March 2, 2024:
By early 2024 Russian losses in Ukraine during the last two years had reached unsustainable levels. Russia currently has about 470,000 troops in Ukraine, but efforts inside Russia to recruit more men to fight in Ukraine are unable to obtain enough new recruits to replace all the losses. Russia estimates that current loss rates in Ukraine will, by 2025, produce a significant reduction in Russian forces available for operations in Ukraine.
Russian weapons production is suffering another form of attrition, the Western economic sanctions have blocked supplies of essential electronic and other imported components needed to build more weapons. Some of the sanctioned items can be smuggled in from other sources, but this is expensive, and supplies of key components are erratic. Russian military leaders were not aware of this situation until their boss Vladimir Putin demanded increased production of weapons. That can be done through most of 2024 but the shortages of components and cash will become a problem by 2025.

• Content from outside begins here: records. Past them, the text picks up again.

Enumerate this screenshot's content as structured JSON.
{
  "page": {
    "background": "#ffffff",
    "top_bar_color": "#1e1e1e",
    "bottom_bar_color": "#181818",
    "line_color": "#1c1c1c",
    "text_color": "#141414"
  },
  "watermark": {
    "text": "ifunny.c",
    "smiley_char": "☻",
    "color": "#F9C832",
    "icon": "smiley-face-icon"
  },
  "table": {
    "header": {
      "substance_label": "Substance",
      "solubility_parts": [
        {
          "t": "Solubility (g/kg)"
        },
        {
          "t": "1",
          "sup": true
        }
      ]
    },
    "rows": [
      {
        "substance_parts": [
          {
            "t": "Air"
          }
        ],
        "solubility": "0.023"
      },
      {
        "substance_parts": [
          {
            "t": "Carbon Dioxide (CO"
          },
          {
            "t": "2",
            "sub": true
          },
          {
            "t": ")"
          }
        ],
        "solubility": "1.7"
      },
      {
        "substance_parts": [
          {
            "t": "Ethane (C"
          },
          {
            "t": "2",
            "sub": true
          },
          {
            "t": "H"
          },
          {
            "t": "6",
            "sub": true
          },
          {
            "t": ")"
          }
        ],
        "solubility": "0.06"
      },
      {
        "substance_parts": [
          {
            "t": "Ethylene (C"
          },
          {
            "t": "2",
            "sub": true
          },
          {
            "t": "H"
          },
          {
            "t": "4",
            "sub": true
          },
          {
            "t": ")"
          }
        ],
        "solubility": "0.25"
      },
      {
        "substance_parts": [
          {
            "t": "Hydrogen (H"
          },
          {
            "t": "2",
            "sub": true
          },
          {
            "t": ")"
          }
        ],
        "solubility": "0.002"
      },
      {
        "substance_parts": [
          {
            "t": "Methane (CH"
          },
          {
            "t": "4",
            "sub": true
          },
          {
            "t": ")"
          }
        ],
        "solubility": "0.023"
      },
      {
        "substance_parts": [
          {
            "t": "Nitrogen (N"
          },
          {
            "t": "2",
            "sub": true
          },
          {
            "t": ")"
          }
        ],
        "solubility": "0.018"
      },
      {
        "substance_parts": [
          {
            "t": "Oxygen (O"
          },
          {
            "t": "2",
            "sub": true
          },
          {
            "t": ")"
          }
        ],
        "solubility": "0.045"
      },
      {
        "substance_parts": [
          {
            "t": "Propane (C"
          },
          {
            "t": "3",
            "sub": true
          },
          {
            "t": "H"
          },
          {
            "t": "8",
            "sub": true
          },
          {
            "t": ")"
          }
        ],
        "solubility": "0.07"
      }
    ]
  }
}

This means Russian defense industries won’t be able to deliver the desired number of tanks, artillery, and associated munitions in 2024. Production of new warplanes is particularly hard hit. Russia has lost over 300 warplanes in the last two years and these cost up to $50 million each to replace. The problem is that sanctions prevent key components for commercial and military aircraft from getting to Russia. During the Cold War the Soviet Union manufactured all the second rate components it needed to build second rate commercial and military aircraft. After the Cold War ended many of the Russian aircraft component manufacturers went out of business. Those that survived imported key components from the West. Russia discovered that Western nations often had to import components from other Western nations to produce commercial and military aircraft. The invasion of Ukraine meant no more Western components except for the few that could be smuggled in at great expense.
Russian and American aircraft builders are the main suppliers of commercial and military aircraft to the world. The American Boeing firm is the largest aircraft manufacturer but there are five others: Airbus, Lockheed Martin, Northrop Grumman, General Dynamics, and Raytheon Technologies.